For years, Catholic politicians like me have endured 1980s rhetoric on abortion with growing chagrin. Some folks are all too eager to employ universally recognized historical human struggles, careening recklessly down a political path toward absurdity. To wit, see Anderson’s comparison of the current abortion debate to racism and Auschwitz. It’s not just in poor taste, but also shows that he is dependent on an inconsistent philosophy. Anderson clings to the idea that the church doctrine has always declared personhood begins at conception. It hasn’t.

In fact, the development of this doctrine spans less than 9 percent of the church’s nearly 2,000-year history. Even then, church doctrine has followed St. Thomas Aquinas’s assertion that personhood developed 40 days after conception for male fetuses, and after 90 days for female fetuses. (This has never been repudiated by the church. Awkward.) Science, as any Catholic theologian would tell Mr. Anderson, cannot prove ensoulment, and so we must take it as a matter of faith. That is still a far cry from saying Catholic politicians are obligated to impose this faith on others. Most Catholic theologians, if forced to choose between Aquinas or Anderson, would choose Aquinas. I have no science to back that up, but I take it as a matter of faith.

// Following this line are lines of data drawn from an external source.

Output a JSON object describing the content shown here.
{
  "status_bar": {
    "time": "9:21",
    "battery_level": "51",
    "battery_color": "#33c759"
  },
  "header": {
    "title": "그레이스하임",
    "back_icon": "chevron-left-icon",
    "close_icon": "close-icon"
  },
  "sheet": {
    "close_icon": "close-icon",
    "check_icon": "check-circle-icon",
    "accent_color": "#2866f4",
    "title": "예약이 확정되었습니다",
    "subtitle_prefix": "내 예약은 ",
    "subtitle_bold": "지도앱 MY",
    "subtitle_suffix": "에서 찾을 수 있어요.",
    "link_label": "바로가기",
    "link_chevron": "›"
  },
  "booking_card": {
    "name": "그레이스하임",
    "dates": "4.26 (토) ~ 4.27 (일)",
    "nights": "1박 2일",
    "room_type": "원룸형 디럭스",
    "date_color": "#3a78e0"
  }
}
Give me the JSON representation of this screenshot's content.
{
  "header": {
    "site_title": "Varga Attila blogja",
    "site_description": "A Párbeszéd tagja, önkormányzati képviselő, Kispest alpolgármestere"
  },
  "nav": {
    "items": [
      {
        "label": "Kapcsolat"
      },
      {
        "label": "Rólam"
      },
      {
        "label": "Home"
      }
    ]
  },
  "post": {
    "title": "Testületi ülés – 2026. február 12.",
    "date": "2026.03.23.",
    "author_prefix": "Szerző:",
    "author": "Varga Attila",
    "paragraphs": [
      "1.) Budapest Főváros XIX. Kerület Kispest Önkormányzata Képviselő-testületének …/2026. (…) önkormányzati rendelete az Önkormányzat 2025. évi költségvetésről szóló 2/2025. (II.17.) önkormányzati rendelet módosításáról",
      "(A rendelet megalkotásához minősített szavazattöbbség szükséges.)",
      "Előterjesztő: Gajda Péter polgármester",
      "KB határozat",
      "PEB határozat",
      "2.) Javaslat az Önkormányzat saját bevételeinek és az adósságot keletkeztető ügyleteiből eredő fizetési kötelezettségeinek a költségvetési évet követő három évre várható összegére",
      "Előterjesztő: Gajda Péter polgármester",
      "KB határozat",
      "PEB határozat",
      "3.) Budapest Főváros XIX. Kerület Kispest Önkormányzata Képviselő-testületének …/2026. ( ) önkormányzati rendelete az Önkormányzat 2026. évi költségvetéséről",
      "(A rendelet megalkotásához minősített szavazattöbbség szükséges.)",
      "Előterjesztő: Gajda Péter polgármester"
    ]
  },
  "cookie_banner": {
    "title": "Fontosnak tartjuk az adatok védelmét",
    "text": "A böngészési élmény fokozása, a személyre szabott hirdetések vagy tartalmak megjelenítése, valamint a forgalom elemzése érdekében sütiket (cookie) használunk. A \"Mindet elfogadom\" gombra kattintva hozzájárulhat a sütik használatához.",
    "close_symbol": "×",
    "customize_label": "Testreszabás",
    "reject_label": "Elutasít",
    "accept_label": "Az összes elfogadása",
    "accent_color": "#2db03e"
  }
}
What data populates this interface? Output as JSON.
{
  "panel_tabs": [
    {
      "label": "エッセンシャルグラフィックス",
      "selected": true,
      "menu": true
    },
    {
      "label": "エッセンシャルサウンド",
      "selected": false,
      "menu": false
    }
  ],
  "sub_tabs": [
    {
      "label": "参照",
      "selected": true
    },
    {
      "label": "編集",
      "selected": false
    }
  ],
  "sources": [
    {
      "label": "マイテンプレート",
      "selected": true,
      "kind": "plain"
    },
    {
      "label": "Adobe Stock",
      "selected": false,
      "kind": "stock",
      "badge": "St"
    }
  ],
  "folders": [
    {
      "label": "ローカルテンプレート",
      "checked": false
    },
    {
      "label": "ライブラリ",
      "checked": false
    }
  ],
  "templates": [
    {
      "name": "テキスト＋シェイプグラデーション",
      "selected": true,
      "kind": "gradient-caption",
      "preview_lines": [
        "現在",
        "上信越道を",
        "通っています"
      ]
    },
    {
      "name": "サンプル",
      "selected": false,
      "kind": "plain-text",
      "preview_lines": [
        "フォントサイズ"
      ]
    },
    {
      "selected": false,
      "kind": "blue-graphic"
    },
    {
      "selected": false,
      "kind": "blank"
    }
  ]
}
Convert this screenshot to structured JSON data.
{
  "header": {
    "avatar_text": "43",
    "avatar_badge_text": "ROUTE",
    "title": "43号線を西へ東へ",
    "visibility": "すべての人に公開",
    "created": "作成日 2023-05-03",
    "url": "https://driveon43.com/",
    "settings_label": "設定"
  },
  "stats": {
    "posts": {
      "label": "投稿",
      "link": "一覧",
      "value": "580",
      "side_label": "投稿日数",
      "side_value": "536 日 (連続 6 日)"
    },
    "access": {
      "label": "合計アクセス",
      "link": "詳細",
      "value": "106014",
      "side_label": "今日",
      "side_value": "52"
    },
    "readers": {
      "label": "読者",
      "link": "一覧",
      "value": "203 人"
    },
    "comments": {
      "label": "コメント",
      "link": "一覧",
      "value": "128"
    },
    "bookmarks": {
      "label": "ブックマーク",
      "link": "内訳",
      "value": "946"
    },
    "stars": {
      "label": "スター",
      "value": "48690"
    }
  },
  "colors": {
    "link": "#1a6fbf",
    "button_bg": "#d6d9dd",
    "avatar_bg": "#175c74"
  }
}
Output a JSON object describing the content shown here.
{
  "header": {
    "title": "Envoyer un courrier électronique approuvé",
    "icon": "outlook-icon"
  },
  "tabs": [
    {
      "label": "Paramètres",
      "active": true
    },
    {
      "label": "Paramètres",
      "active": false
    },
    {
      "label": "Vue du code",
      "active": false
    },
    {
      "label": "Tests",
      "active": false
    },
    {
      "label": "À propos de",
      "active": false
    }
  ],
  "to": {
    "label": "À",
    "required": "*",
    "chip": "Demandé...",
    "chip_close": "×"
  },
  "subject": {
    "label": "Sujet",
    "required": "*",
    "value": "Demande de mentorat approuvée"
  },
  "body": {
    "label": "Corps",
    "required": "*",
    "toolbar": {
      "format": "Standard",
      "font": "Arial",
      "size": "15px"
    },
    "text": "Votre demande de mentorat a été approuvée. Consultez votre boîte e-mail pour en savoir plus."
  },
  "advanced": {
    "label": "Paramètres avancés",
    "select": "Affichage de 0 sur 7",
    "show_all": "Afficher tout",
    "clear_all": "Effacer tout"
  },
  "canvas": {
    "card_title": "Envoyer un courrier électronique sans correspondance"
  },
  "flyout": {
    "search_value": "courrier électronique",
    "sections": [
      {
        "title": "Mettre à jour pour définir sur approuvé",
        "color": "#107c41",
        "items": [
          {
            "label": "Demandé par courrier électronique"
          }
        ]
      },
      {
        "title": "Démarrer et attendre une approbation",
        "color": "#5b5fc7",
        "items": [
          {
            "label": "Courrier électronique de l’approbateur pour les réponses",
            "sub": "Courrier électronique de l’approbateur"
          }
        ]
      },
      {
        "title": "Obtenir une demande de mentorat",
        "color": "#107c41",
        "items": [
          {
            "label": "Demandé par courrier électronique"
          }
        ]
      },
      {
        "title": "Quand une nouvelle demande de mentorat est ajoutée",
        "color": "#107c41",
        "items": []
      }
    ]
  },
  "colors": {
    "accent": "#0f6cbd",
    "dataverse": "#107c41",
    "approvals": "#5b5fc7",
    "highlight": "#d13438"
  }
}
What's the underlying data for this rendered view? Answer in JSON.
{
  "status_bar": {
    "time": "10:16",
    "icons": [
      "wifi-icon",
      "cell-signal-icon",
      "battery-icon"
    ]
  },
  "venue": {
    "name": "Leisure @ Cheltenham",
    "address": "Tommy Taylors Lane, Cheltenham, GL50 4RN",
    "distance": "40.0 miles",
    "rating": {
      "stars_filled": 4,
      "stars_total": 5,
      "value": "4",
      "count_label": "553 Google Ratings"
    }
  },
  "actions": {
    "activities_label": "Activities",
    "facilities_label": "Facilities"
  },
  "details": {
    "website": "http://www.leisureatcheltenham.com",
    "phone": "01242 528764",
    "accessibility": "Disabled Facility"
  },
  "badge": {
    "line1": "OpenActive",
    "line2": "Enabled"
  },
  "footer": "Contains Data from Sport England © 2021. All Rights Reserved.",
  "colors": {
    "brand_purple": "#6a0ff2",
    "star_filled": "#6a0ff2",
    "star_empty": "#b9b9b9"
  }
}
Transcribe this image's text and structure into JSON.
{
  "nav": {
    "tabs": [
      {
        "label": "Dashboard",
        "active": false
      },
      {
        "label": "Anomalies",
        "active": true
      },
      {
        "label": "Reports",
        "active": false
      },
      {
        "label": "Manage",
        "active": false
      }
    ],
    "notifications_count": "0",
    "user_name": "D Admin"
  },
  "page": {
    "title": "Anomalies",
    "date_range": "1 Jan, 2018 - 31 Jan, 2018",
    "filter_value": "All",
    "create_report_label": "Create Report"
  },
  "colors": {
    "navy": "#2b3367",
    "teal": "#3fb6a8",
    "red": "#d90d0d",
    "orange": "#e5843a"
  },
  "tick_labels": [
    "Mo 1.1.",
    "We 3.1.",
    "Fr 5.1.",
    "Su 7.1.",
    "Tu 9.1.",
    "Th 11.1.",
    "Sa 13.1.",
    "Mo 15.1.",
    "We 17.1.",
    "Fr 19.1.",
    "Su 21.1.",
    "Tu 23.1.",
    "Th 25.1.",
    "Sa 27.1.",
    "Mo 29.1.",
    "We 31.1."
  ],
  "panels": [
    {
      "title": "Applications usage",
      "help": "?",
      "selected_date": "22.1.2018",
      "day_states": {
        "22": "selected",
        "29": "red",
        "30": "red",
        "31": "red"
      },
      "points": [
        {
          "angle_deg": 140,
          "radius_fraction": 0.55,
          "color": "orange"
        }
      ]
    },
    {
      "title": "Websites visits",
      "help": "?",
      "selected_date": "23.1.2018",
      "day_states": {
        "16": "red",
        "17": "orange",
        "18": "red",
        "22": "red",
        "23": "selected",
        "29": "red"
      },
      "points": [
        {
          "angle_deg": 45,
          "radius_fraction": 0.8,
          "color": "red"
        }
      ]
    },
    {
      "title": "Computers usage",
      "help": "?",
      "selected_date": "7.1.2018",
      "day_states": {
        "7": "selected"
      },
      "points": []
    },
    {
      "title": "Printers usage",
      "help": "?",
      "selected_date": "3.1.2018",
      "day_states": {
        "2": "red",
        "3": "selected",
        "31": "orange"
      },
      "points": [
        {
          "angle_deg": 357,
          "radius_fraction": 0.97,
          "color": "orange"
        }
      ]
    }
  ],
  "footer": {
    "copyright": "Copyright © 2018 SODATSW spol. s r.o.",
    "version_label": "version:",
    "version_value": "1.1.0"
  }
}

Lesch also manipulated recent polling data to attack Anderson. He claimed that the Catholic leader was wrong in saying, “‘Pro-Choice’ politicians now impose on the country a view only held by a tiny minority.”

Lesch tried to refute Anderson’s point by referring to Gallup polling: “The view that abortion should be illegal in all circumstances has never had the support of more than 22 percent of any sample, and has consistently had less than 15 percent support among US Catholic voters.”

However, Lesch left out most of the polling data. If he had included it, it would have shown how out of touch his own pro-abortion positions are with the public.

In May 2016, Gallup reported that 29 percent of Americans want abortions to be legal under any circumstances, but 69 percent want abortion to be illegal or only legal under certain circumstances. For decades, Gallup polling has consistently shown that most Americans want abortions to be either illegal or limited to rare circumstances.

That’s not what pro-abortion Democrats like Lesch want. Lesch received a 100-percent pro-abortion rating from the radical group NARAL and endorsements from NARAL and Planned Parenthood. His party’s new platform also calls for unrestricted, legalized abortions for any reason through all nine months of pregnancy and taxpayer dollars to pay for them.

Lesch ended with this accusation, “Anderson … believes Catholic politicians should take their cues from bishops instead of from their own conscience and constituencies.”

But the polling data is clear. Lesch is the one whose radical abortion stance is out of touch with his Catholic faith and most Americans.